Du côté des rails, l’État avait promis, selon une source proche du dossier, 200 millions à Réseau ferré de France. Une coquette somme que le gestionnaire des infrastructures ferroviaires françaises, endetté à hauteur de 33 milliards d’euros, aurait bien ajoutée à ses comptes de résultats.
Autre morceau important, le budget de l’Agence de financement des infrastructures de transport de France (AFITF) devait se voir doter de 500 millions d’euros supplémentaires pour 2014, 20 % de son budget total. Cette hausse doit notamment financer un important appel à projets sur les transports collectifs, issu du Grenelle de l’environnement. « Si on fait les additions, la décision [de suspendre l'écotaxe, NDLR] du gouvernement entraîne pour l’instant un manque de plusieurs centaines de millions d’euros », confirmait en novembre son secrétaire général Jean-Claude Paravy. Un trou dans le budget de l’agence que le ministre du Budget Bernard Cazeneuve a promis de combler début décembre en annonçant de « nouvelles économies ». En d’autres termes : déshabiller d’autres ministères pour habiller bon an mal an l’AFITF.
La première taxe qui fait perdre de l’argent à l’État
Derniers acteurs privés du gâteau : les départements. Sans écotaxe, les élus locaux attendent toujours l’enveloppe promise de 160 millions d’euros par an, alors que la charge de la voirie pèse lourd dans leurs comptes. « Cela fait des années que j’inscris 5 millions d’euros au budget de mon département qui ne viennent jamais », s’insurge le sénateur Éric Doligé, aussi président du conseil général du Loiret.

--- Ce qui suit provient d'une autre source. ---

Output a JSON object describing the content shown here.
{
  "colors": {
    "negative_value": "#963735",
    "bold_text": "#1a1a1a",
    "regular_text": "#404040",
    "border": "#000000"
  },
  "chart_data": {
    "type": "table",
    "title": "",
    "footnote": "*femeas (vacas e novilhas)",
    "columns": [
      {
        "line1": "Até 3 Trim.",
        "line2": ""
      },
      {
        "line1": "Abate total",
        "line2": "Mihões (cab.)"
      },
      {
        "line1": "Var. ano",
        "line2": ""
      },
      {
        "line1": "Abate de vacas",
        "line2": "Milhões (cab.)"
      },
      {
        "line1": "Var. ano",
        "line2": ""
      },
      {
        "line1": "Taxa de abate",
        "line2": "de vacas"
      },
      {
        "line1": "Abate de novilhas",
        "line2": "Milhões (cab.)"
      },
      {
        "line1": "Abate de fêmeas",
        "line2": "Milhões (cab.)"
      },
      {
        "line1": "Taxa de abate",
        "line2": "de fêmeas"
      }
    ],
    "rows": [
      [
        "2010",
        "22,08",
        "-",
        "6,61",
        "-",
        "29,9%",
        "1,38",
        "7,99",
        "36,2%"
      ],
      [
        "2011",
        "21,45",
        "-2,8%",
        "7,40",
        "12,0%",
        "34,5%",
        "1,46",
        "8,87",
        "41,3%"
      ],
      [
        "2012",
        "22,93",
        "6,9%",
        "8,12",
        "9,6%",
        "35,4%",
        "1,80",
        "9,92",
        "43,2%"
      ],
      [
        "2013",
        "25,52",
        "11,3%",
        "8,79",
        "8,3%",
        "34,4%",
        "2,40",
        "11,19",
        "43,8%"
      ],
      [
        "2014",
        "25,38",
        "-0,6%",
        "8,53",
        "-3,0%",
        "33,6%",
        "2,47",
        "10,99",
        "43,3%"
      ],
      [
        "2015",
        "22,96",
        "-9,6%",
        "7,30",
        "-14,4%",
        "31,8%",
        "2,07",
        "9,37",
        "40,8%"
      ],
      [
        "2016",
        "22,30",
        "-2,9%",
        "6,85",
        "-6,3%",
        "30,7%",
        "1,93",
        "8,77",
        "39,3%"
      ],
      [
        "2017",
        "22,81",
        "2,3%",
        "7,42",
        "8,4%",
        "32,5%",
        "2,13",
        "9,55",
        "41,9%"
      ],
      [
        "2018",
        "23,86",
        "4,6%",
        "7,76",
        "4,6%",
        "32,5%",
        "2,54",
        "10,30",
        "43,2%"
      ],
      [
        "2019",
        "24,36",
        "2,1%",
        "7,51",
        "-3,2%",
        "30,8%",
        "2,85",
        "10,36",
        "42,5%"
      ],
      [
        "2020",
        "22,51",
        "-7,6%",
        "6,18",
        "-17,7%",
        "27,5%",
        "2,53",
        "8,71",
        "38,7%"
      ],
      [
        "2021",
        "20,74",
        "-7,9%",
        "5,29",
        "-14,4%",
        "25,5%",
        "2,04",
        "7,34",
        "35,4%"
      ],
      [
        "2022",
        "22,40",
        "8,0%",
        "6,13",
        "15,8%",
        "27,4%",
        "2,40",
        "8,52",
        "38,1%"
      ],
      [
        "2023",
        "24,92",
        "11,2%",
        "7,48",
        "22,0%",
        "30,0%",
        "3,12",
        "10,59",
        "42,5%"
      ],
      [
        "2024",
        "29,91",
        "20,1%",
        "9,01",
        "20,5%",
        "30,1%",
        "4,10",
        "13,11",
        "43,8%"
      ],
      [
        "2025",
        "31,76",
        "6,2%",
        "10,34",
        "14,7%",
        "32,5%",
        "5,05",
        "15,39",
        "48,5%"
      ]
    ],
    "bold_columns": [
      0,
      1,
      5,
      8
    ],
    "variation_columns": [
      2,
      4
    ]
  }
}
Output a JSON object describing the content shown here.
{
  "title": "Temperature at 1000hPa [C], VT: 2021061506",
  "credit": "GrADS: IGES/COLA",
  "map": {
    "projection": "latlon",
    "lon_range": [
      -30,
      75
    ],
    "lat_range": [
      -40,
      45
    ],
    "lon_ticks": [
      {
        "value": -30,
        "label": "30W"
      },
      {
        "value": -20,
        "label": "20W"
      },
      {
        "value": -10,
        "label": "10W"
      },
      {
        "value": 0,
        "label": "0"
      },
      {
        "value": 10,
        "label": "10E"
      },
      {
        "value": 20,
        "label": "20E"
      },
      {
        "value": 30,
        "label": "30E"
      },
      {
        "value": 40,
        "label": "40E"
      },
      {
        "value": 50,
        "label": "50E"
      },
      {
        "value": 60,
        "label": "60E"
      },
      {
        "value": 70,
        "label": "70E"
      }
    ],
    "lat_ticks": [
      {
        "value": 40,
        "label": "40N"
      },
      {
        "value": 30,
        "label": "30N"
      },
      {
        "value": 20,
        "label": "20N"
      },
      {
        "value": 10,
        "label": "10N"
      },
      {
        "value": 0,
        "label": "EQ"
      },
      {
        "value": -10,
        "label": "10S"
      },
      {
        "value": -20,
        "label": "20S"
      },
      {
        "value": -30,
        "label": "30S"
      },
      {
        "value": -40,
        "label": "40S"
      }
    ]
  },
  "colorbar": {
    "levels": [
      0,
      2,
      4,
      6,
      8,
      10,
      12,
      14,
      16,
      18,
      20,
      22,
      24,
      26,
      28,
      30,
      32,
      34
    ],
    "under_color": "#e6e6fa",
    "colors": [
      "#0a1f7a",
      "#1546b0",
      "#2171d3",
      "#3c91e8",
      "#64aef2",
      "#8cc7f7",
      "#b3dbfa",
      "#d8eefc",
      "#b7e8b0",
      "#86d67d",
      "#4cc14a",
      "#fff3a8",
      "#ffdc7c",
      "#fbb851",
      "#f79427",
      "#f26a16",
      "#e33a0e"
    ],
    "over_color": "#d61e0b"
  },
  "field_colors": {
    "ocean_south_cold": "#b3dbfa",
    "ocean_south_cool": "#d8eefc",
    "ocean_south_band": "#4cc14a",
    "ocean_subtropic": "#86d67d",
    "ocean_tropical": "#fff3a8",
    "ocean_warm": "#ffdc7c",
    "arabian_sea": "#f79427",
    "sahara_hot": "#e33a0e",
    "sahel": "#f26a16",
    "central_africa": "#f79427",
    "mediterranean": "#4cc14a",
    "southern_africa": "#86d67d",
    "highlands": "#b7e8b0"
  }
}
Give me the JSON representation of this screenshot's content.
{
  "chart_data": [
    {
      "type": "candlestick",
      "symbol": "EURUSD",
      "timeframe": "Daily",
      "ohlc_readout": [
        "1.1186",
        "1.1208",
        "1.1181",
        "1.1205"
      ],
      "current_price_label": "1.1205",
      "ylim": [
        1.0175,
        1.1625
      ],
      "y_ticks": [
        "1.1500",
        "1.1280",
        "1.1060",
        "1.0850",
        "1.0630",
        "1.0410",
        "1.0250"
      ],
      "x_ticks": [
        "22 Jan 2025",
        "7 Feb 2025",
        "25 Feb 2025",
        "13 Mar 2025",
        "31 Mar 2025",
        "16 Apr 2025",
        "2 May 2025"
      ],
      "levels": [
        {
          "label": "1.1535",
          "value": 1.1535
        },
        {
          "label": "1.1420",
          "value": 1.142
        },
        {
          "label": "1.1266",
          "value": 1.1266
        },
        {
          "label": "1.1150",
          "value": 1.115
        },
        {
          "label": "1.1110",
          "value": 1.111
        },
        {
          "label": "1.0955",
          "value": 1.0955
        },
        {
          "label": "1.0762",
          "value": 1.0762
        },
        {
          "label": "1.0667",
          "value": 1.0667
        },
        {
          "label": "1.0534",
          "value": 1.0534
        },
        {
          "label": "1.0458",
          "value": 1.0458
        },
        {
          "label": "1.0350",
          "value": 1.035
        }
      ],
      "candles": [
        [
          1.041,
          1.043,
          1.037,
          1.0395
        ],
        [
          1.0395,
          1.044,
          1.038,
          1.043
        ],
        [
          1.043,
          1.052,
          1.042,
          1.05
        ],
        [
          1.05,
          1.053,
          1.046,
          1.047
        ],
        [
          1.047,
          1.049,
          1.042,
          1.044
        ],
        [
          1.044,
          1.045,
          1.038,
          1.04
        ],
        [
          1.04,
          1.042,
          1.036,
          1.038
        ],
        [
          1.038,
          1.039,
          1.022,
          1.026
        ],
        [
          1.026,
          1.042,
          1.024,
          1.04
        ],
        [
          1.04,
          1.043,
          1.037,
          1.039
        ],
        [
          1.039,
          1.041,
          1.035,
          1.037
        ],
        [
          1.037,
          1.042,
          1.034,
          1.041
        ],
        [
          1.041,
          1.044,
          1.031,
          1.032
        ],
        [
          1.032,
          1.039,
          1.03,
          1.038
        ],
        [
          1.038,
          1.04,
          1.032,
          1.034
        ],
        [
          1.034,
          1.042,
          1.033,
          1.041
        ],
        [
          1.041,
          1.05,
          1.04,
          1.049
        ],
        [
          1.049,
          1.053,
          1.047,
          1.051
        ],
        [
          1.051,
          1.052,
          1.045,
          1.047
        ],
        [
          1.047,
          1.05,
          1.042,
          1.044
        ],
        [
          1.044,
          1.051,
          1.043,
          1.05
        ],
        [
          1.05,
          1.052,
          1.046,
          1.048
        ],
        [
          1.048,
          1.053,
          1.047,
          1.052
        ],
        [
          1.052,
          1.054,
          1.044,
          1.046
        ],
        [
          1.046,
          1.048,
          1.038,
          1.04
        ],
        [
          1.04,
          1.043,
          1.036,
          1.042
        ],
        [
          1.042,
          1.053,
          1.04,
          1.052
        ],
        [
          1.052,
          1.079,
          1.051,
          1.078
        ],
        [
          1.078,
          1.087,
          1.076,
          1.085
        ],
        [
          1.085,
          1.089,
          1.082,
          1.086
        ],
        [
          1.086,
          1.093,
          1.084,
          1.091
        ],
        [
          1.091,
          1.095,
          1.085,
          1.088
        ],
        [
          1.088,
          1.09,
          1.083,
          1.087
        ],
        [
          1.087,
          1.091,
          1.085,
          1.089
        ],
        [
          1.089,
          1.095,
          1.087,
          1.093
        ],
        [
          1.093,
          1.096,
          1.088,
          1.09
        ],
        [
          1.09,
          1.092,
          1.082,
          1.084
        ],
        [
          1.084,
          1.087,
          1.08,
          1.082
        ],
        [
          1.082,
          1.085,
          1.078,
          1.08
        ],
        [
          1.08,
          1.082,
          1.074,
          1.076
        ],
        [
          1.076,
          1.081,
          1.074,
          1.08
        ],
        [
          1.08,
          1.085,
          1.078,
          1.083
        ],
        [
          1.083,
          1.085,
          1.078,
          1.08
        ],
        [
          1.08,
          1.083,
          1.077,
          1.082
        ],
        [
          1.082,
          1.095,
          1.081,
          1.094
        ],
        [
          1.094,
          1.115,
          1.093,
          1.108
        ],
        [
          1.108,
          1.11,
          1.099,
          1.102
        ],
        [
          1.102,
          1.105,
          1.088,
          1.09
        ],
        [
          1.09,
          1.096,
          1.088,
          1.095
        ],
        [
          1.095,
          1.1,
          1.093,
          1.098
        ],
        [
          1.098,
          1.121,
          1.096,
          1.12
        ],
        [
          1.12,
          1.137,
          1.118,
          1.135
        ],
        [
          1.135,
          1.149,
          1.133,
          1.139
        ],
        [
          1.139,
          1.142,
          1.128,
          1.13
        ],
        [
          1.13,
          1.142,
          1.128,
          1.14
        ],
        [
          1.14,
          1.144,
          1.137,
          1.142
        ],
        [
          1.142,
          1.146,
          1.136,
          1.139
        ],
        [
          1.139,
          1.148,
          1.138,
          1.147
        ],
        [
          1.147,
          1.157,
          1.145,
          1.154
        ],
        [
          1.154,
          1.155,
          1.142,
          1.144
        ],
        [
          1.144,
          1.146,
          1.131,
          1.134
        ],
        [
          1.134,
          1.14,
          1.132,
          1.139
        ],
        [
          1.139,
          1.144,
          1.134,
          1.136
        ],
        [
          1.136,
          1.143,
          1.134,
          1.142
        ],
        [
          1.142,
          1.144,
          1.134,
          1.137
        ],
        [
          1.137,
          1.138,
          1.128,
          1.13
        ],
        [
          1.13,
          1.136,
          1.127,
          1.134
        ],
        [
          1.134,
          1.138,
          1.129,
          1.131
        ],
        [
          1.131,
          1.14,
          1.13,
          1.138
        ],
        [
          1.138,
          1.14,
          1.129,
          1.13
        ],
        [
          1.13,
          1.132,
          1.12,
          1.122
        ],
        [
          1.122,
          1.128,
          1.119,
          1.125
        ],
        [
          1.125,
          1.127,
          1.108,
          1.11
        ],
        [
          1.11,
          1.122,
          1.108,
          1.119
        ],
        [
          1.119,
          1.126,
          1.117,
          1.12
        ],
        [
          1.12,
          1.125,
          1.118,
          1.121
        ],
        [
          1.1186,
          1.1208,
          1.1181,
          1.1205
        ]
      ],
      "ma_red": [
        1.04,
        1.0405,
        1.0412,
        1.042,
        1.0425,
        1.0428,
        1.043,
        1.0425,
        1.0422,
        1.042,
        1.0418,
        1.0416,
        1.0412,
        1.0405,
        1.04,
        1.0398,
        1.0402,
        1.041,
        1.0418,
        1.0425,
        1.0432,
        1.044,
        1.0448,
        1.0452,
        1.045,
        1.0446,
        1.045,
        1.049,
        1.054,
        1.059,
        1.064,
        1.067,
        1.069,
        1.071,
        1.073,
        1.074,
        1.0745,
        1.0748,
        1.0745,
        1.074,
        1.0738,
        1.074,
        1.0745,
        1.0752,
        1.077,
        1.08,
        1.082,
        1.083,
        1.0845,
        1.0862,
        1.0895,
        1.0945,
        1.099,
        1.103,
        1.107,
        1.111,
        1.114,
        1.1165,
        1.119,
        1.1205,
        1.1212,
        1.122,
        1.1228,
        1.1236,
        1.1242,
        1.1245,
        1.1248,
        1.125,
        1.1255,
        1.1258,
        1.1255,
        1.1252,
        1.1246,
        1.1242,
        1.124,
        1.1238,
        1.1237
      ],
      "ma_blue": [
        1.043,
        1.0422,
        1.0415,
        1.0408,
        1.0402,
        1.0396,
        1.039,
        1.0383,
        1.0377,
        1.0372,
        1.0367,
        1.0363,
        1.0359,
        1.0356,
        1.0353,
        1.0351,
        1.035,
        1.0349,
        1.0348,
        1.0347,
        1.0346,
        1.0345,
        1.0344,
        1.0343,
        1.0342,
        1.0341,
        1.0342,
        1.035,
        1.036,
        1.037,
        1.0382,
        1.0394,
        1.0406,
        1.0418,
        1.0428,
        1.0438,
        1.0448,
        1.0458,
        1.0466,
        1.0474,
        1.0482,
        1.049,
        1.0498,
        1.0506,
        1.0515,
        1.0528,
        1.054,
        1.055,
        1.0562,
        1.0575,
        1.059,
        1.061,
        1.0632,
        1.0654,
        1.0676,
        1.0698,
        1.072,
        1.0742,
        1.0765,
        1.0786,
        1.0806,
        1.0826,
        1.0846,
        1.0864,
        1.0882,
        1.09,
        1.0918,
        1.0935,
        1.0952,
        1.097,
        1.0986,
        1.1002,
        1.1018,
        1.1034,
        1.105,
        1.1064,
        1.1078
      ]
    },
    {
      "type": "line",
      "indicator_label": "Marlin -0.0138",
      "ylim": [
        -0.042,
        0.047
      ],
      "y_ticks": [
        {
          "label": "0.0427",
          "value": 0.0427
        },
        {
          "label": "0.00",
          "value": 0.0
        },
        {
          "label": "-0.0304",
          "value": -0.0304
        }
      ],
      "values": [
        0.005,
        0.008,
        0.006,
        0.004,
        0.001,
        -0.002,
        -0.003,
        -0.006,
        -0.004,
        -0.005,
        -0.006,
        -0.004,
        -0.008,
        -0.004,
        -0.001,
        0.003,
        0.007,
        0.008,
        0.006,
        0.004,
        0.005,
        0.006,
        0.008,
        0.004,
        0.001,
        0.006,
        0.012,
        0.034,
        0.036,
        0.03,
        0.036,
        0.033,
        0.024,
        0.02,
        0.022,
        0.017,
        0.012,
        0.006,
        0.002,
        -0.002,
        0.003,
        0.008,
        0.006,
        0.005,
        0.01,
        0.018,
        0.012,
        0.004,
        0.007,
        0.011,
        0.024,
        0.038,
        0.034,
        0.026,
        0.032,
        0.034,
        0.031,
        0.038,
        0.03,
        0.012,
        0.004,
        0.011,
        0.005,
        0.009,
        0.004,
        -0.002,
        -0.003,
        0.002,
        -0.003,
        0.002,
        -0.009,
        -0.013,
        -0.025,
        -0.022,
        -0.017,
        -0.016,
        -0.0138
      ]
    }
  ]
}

Résumons. L’État paie pour un dispositif qui ne rapporte toujours rien. Des chômeurs à moitié formés attendent de savoir quel sort on leur réserve. Pendant ce temps, le gouvernement est obligé de bricoler son budget pour assumer une décision prise sans même prévenir son partenaire. Et les conseils généraux espèrent toujours un chèque promis depuis maintenant trois ans (voté sous la droite, le dispositif devait entrer en vigueur en 2011). Une situation que la présidente de la commission d’enquête sénatoriale, Marie-Hélène des Esgaulx, a qualifiée d’ »ubuesque ». L’écotaxe a pour l’instant réussi le tour de force d’être le premier impôt à faire perdre plus d’argent qu’il n’en rapporte.